For the first two weeks, your parents are thrilled to have you home. They cook you homemade meals and you sit on the couch together watching episodes of Jeopardy. They assure you that it’s better this way, because you don’t have to pay rent anymore. It’s only a matter of time before they start to nag on you about doing the laundry, and question where you’re going every time you leave the house. TO THE GROCERY STORE. GOD MOM, I’M 24 I DON’T NEED TO TELL YOU WHERE I’M GOING. You find every excuse you can to leave the house for even just five minutes, just to catch a breath, or ironically a cigarette, since you’re stressed out but you know that your family doesn’t approve of smoking.

You leave the house, thinking it will be a sweet escape, but you should have known better. It’s a small town, after all, and the laws of nature are that you will at least run into one person you know, and there is a 99% chance it’s someone you never wanted to see. You see the football players in the park, doing the same plays they used to run on the field. They are exactly the same, only now they’ve gotten fat. You see the boy who bullied you in middle school and kicked your rolling backpack. You see the girl who made out with your boyfriend at the Sadie Hawkins dance junior year. You see your former crush who sat in front of you in 4th period English, whose name you doodled with hearts on your notebook every day. Back then he never gave you the time of day, now he’s asking if you want to get a drink at your local bar and “catch up”. You don’t understand what he means by “catch up” because you’re sure he hasn’t said anything to you since, “Did you do the homework? Can I see your answer for question 7?”

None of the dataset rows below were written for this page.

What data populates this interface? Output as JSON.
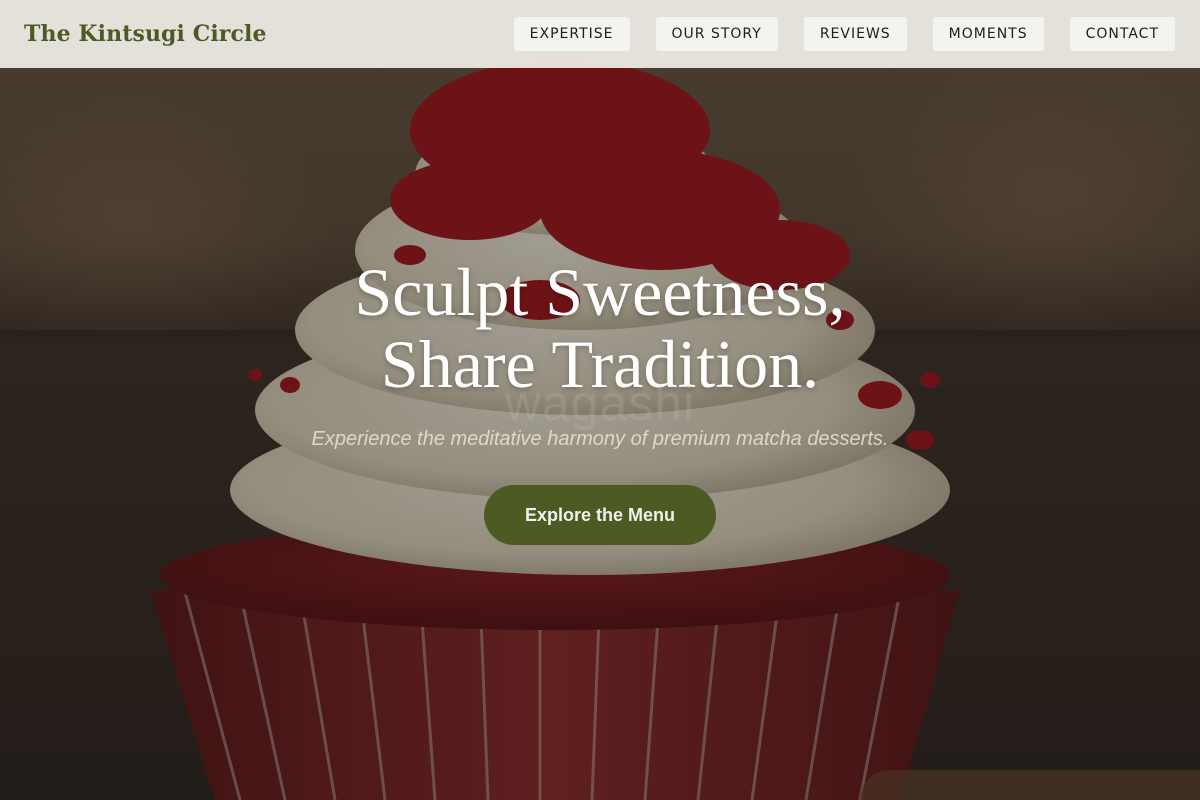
{
  "brand": {
    "name": "The Kintsugi Circle"
  },
  "nav": {
    "items": [
      {
        "label": "EXPERTISE"
      },
      {
        "label": "OUR STORY"
      },
      {
        "label": "REVIEWS"
      },
      {
        "label": "MOMENTS"
      },
      {
        "label": "CONTACT"
      }
    ]
  },
  "hero": {
    "headline_line1": "Sculpt Sweetness,",
    "headline_line2": "Share Tradition.",
    "watermark": "wagashi",
    "subtitle": "Experience the meditative harmony of premium matcha desserts.",
    "cta_label": "Explore the Menu",
    "image_subject": "red-velvet-cupcake-image"
  },
  "colors": {
    "brand": "#4e5a26",
    "cta_background": "#4c5a24",
    "header_background": "#f0eee8"
  }
}
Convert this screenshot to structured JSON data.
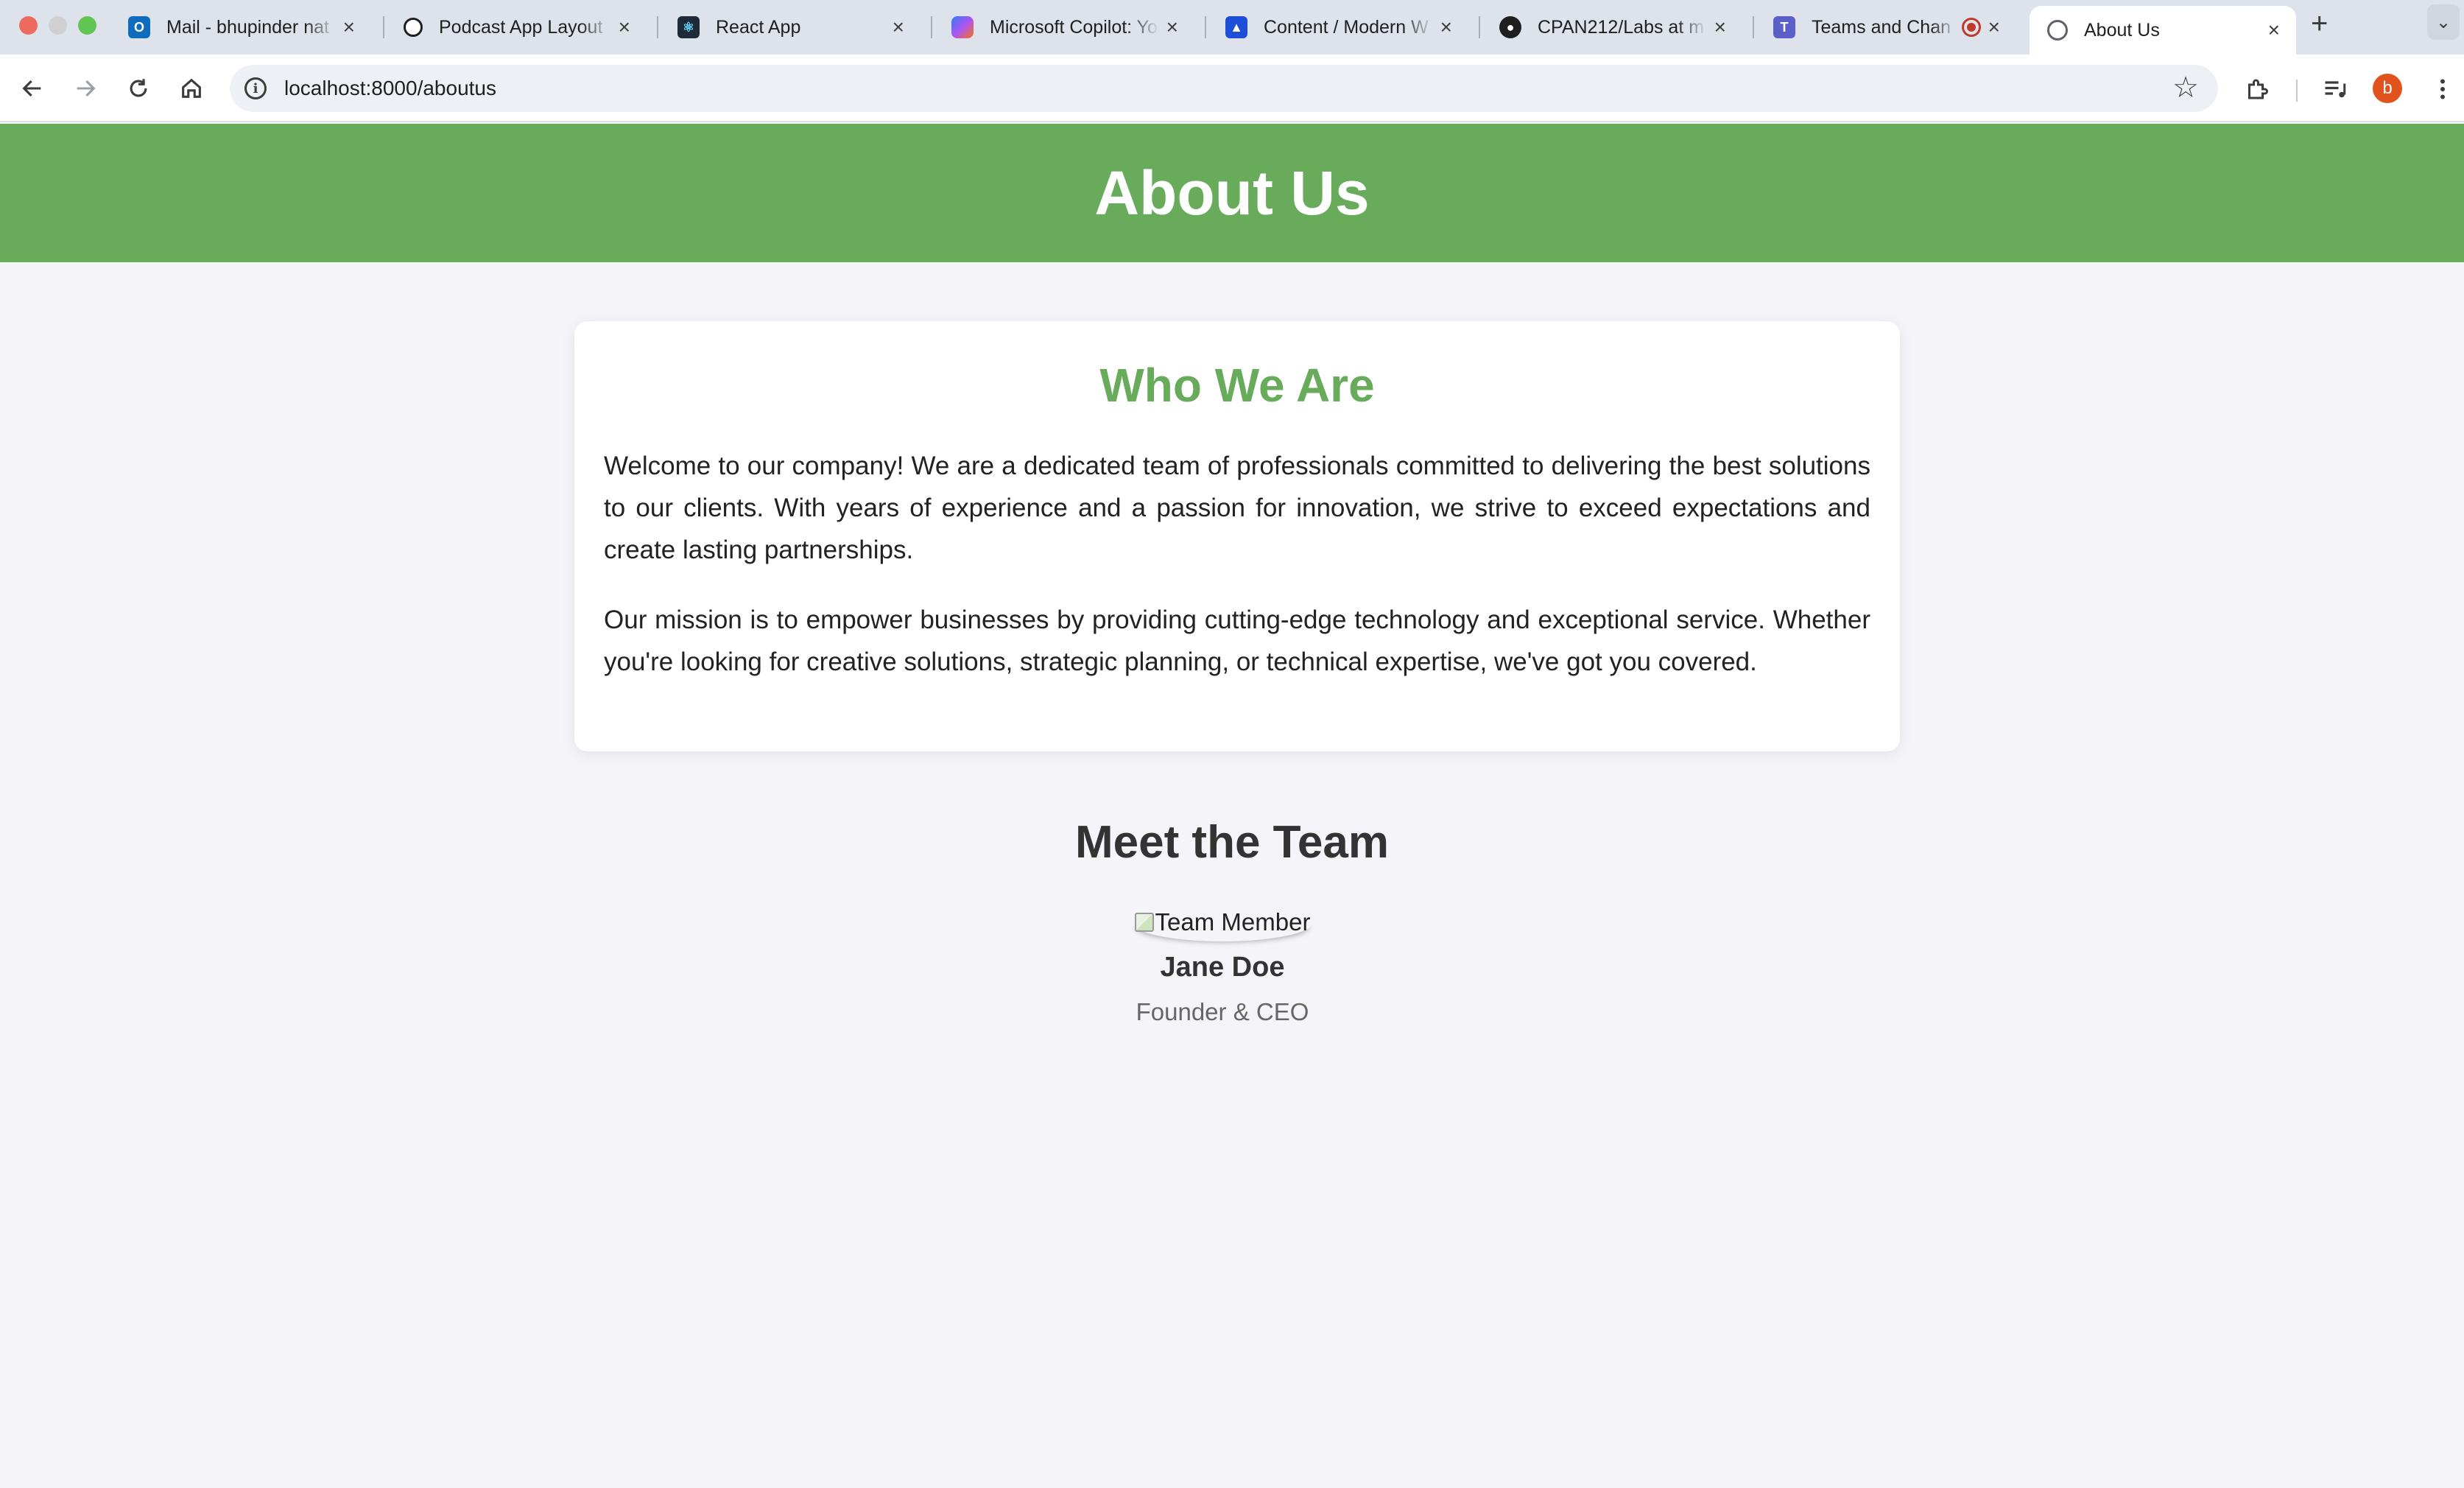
{
  "tabs": [
    {
      "label": "Mail - bhupinder nat",
      "icon": "outlook-icon",
      "color": "#0f6cbd"
    },
    {
      "label": "Podcast App Layout",
      "icon": "openai-icon",
      "color": "#1f1f1f"
    },
    {
      "label": "React App",
      "icon": "react-icon",
      "color": "#1f2937"
    },
    {
      "label": "Microsoft Copilot: Yo",
      "icon": "copilot-icon",
      "color": "#7b5cf5"
    },
    {
      "label": "Content / Modern W",
      "icon": "atlassian-icon",
      "color": "#1d4ed8"
    },
    {
      "label": "CPAN212/Labs at m",
      "icon": "github-icon",
      "color": "#1f1f1f"
    },
    {
      "label": "Teams and Chan",
      "icon": "teams-icon",
      "color": "#5b5fc7"
    },
    {
      "label": "About Us",
      "icon": "globe-icon",
      "color": "#5f6368",
      "active": true
    }
  ],
  "address_bar": {
    "url": "localhost:8000/aboutus"
  },
  "profile": {
    "initial": "b"
  },
  "page": {
    "header_title": "About Us",
    "who_we_are": {
      "heading": "Who We Are",
      "paragraph1": "Welcome to our company! We are a dedicated team of professionals committed to delivering the best solutions to our clients. With years of experience and a passion for innovation, we strive to exceed expectations and create lasting partnerships.",
      "paragraph2": "Our mission is to empower businesses by providing cutting-edge technology and exceptional service. Whether you're looking for creative solutions, strategic planning, or technical expertise, we've got you covered."
    },
    "team": {
      "heading": "Meet the Team",
      "members": [
        {
          "image_alt": "Team Member",
          "name": "Jane Doe",
          "role": "Founder & CEO"
        }
      ]
    }
  },
  "colors": {
    "accent": "#67ab5b",
    "background": "#f4f4f9"
  }
}
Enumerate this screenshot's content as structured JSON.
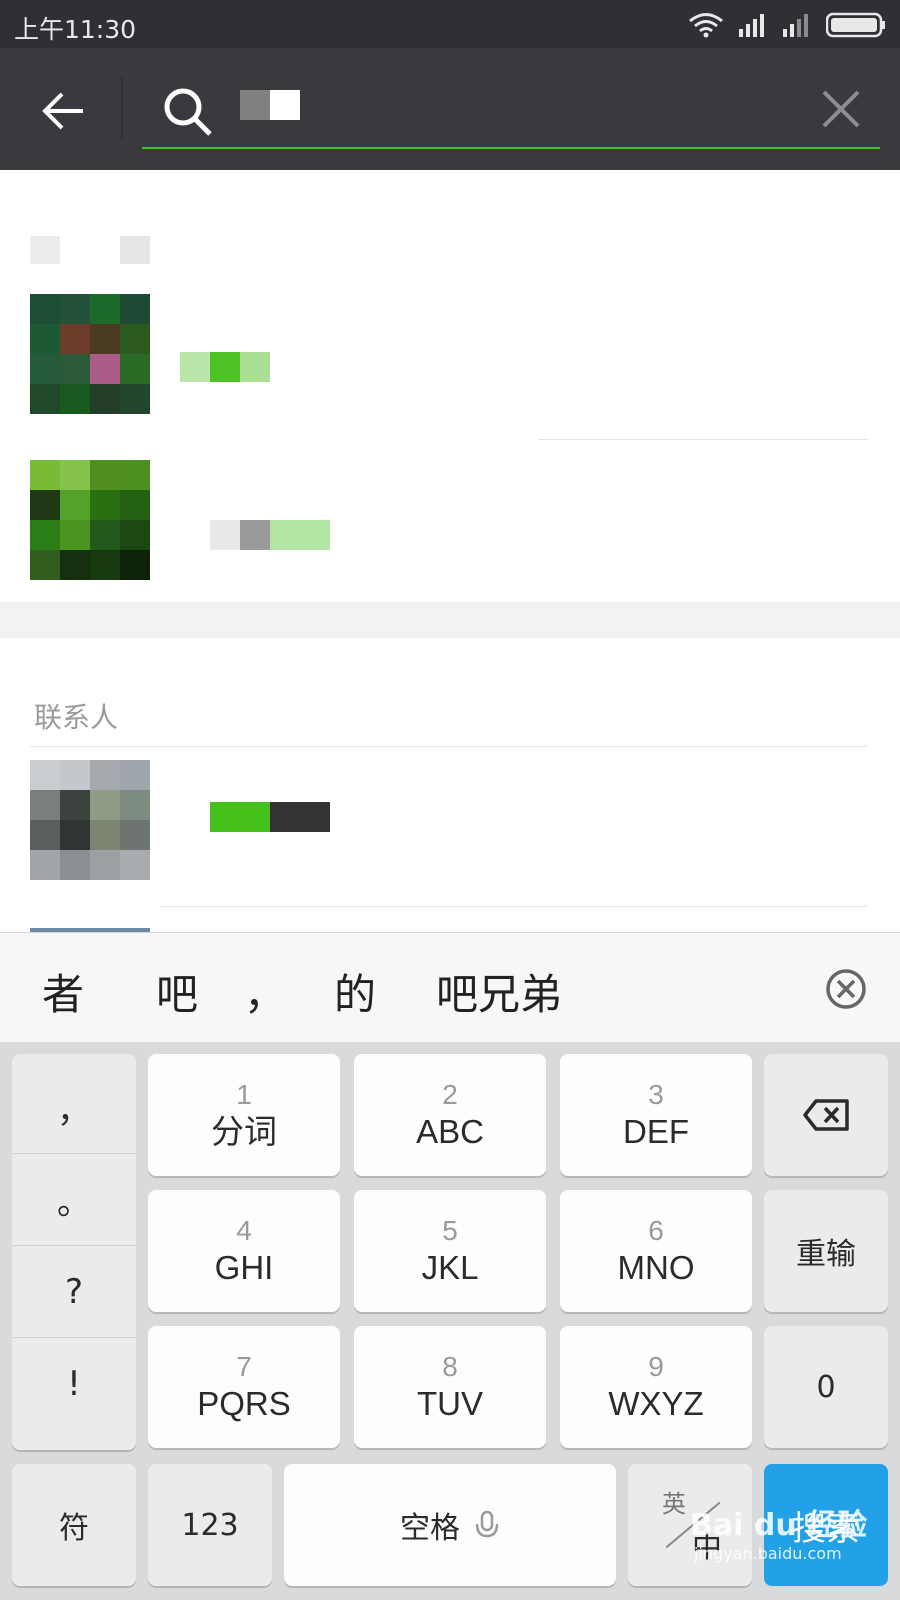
{
  "status_bar": {
    "time": "上午11:30"
  },
  "header": {
    "search_placeholder": ""
  },
  "results": {
    "contacts_section_title": "联系人"
  },
  "candidates": {
    "items": [
      "者",
      "吧",
      "，",
      "的",
      "吧兄弟"
    ]
  },
  "keyboard": {
    "punctuation": [
      "，",
      "。",
      "?",
      "!"
    ],
    "keys": [
      {
        "num": "1",
        "letters": "分词"
      },
      {
        "num": "2",
        "letters": "ABC"
      },
      {
        "num": "3",
        "letters": "DEF"
      },
      {
        "num": "4",
        "letters": "GHI"
      },
      {
        "num": "5",
        "letters": "JKL"
      },
      {
        "num": "6",
        "letters": "MNO"
      },
      {
        "num": "7",
        "letters": "PQRS"
      },
      {
        "num": "8",
        "letters": "TUV"
      },
      {
        "num": "9",
        "letters": "WXYZ"
      }
    ],
    "reinput_label": "重输",
    "zero_label": "0",
    "symbol_label": "符",
    "numeric_label": "123",
    "space_label": "空格",
    "lang_en": "英",
    "lang_zh": "中",
    "search_label": "搜索"
  },
  "watermark": {
    "brand": "Bai du 经验",
    "url": "jingyan.baidu.com"
  },
  "colors": {
    "accent_green": "#45c01a",
    "header_bg": "#393a3f",
    "search_key_blue": "#23a1e6"
  },
  "icons": [
    "wifi-icon",
    "signal-icon",
    "battery-icon",
    "back-arrow-icon",
    "search-icon",
    "clear-icon",
    "candidate-close-icon",
    "backspace-icon",
    "mic-icon"
  ]
}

It’s Christmas break, and everyone you ever hated from high school is back, drinking at the local bar. You see the football guys again, chugging beers and chanting like Neanderthals… now you know how they got so fat. You share an awkward hug with a girl who greets you by name. You know she was in your choir class for all 4 years, but you can’t remember her name for the life of you, so you give her an awkward, “It was great seeing you… you.” You have about ten different conversations where you say “Oh yeah just living with my parents” on repeat like a broken record. Your ego isn’t wounded; it’s festering.

But the ones that sting the most are seeing the girls you once called your best friends. You used to have sleepovers and eat your weight in chocolate while watching Disney movies. Now they barely nod in your direction. You’re not even sure if you’re Facebook friends with some of them. They all look so incredibly happy and put together, and you wonder how things ever fell apart.

You start to call up old friends, grasping at straws to remember the good old times. They quickly change the subject to their high tech Silicon Valley job and how much money they’re making. You tell them you’re looking for work, and they respond, “Oh I’ll keep an eye out for you” in a condescending tone.

So you give up. You start to cancel plans. You hibernate. You wonder where you went wrong, how you became the thing you once thought you were above. You were once so successful, people looked up to you… what do they think of you now? You second guess your worth more times than you can count.

Then one day you come downstairs and find out your mom had a stroke.

You start to think about what your life would be like if you lost her. You realize in that moment that while you thought you had lost it all, you really haven’t lost it all. And some of the things you took for granted about moving back to this small town are things that one day you will never have again. This town, your family, and all it represents, will always be your past, present and future, and life is too short to sit around wishing you were somewhere else. The money will come in time, and one day you’ll move out of this place. But your home will always be here, when you rise, when you fall. It is both exactly the same, and completely different. But then again so are you.

So you eat brunch with your mom at the same restaurant you always eat at, and watch the people you know and used to know walk by. And you smile, close your eyes and feel the breeze on your face, happy to be alive, and thankful for this place. Your small town. Your home. You.